Though En Pointe did not provide specific Microsoft sales figures, the solution provider said its three largest vendors accounted for 60 percent of total product purchases in 2014. En Pointe was one of Microsoft's largest Office 365 partners and one of just 15 Licensing Solution Providers (LSPs), which are the only Microsoft partners authorized to handle software volume licensing transactions.
Los Angeles County picked En Pointe in June 2014 to implement more than 100,000 Office 365 seats, a deal worth $72 million in licensing revenue alone. The solution provider is also one of just a handful of partners Microsoft allows to sell Surface tablet/PC hybrids.
The solution provider's rise in net earnings -- profits grew from $774,000 in 2012 to $2.23 million in 2013 to $6 million in 2014 -- stands in stark contrast to another one of Microsoft's top LSP partners, Insight Enterprises.

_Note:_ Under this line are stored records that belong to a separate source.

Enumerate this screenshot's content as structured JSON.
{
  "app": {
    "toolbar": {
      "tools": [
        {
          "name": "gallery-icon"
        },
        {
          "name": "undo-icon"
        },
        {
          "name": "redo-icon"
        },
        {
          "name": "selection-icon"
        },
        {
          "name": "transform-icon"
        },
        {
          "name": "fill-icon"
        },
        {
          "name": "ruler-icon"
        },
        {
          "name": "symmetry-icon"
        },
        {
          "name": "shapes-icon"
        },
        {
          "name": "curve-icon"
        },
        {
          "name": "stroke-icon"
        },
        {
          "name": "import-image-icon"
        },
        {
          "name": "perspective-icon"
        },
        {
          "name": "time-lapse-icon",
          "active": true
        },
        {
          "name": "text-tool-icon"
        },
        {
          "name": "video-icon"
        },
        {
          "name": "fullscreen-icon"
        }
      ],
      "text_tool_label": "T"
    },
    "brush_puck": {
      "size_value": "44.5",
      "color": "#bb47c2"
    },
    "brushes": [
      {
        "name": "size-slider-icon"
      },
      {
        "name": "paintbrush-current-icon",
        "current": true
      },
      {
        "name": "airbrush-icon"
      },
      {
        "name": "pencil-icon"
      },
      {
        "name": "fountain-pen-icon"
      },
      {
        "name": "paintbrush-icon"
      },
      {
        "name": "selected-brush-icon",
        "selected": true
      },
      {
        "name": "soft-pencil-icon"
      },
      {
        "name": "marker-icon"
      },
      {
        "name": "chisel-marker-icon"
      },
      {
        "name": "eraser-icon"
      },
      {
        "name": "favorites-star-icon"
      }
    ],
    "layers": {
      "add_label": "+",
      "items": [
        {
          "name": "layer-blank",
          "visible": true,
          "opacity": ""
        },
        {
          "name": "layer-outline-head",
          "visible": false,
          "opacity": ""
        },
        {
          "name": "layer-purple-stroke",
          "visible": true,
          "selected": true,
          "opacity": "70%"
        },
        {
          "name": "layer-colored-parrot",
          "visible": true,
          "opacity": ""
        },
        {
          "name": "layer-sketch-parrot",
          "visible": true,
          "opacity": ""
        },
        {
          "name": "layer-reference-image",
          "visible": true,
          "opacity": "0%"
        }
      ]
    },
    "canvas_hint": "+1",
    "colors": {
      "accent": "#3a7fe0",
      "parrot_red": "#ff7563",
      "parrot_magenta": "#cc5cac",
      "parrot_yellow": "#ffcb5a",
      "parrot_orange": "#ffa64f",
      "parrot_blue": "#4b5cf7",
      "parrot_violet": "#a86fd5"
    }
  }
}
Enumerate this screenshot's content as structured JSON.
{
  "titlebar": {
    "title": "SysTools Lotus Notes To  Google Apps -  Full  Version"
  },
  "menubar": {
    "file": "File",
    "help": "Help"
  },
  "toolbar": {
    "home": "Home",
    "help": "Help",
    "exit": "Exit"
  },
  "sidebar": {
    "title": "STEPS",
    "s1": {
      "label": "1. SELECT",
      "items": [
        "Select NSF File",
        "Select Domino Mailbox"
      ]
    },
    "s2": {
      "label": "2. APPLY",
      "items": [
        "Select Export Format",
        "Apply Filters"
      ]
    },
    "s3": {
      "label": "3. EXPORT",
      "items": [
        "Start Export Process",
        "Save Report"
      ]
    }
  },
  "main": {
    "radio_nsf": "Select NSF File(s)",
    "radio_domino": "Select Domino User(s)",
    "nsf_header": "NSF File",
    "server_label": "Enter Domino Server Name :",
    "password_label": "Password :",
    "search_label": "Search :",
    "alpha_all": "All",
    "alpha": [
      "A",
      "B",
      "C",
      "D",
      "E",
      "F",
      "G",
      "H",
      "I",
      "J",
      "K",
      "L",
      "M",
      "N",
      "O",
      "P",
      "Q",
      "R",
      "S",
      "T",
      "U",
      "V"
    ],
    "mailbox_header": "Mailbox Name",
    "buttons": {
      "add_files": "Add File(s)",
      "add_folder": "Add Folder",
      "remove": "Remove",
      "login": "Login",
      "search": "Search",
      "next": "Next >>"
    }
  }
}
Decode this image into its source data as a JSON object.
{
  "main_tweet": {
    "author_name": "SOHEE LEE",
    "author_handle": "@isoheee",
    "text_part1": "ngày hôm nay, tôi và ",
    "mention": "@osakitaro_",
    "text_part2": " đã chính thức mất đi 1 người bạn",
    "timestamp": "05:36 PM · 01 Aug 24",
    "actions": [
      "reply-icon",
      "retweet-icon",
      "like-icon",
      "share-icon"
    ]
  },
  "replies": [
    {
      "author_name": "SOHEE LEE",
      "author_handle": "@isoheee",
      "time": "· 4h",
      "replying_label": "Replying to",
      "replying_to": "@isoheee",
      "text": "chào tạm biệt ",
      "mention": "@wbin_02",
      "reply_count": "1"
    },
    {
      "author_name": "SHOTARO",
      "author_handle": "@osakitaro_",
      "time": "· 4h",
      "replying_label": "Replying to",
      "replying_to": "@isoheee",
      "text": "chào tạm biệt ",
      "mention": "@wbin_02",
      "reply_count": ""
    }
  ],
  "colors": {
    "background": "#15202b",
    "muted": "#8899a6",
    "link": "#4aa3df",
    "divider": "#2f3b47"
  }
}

Tempe, Ariz.-based Insight, No. 13 on the 2015 CRN SP 500, took an $11 million to $14 million hit in gross profits in 2014 and is expecting a $5 million to $10 million hit in 2015 from cuts to Microsoft's cloud sales commissions and Office 365 incentive fees.
LSPs used to have the volume licensing market to themselves, partners told CRN in January, but Microsoft has consistently been cutting their fees in recent years. The vendor has also allowed members of its Cloud Solution Provider program to sell cloud software to customers and handle other matters that used to be the sole domain of LSPs.
PCM, No. 29 on the 2015 CRN SP 500, paid just $15 million upfront for En Pointe, even though the company's 2014 sales topped $392 million. But PCM will also pay En Pointe 22.5 percent of future adjusted gross profit and 10 percent of certain service revenue for the next three years. En Pointe is operating as an indirect subsidiary of PCM and has maintained its own brand identity since closing in early April.
The deal should give PCM a much-needed shot in the arm. Profits for the El Segundo, Calif.-based solution provider in the 2014 fiscal year lagged behind En Pointe by more than $500,000, despite its having a revenue base nearly 3.5 times En Pointe's size.
The difference was even more visible in the first quarter of fiscal 2015: En Pointe made $1.1 million, while PCM lost $3.6 million. And while En Pointe delivered sales growth of 22.1 percent in 2014, PCM's sales actually fell by 0.3 percent, to $1.36 billion.
PCM, however, has a head start on En Pointe when it comes to services revenue -- the solution provider had 8.6 percent of its 2014 revenue coming from delivered services and an additional 6.1 percent coming from manufacturer service and warranty. The company didn't return a call or email for comment Thursday.
PCM is also a Microsoft LSP, even though its largest vendors in 2014 were Hewlett-Packard and Apple, which represented, respectively, 18 percent and 15 percent of PCM's 2014 sales.
Sources told CRN in November that Microsoft was looking to reduce its number of U.S. LSPs from 15 to six by the end of this month as the Redmond, Wash.-based vendor looks to put greater emphasis on cloud, mobility and services sales.
CRN reported in November that Microsoft was considering revoking CompuCom's LSP status because the Dallas-based company wasn't meeting revenue targets or investing enough in technical certifications.
Recent acquisitions have culled the LSP ranks. CompuCom on March 16 sold its Microsoft software business, contract management and software portfolio services to Waukesha, Wis.-based SoftwareONE, which was already a Microsoft LSP. And PCM's acquisition of En Pointe -- which was announced just a few hours later on the same day -- brought together another two Microsoft LSPs.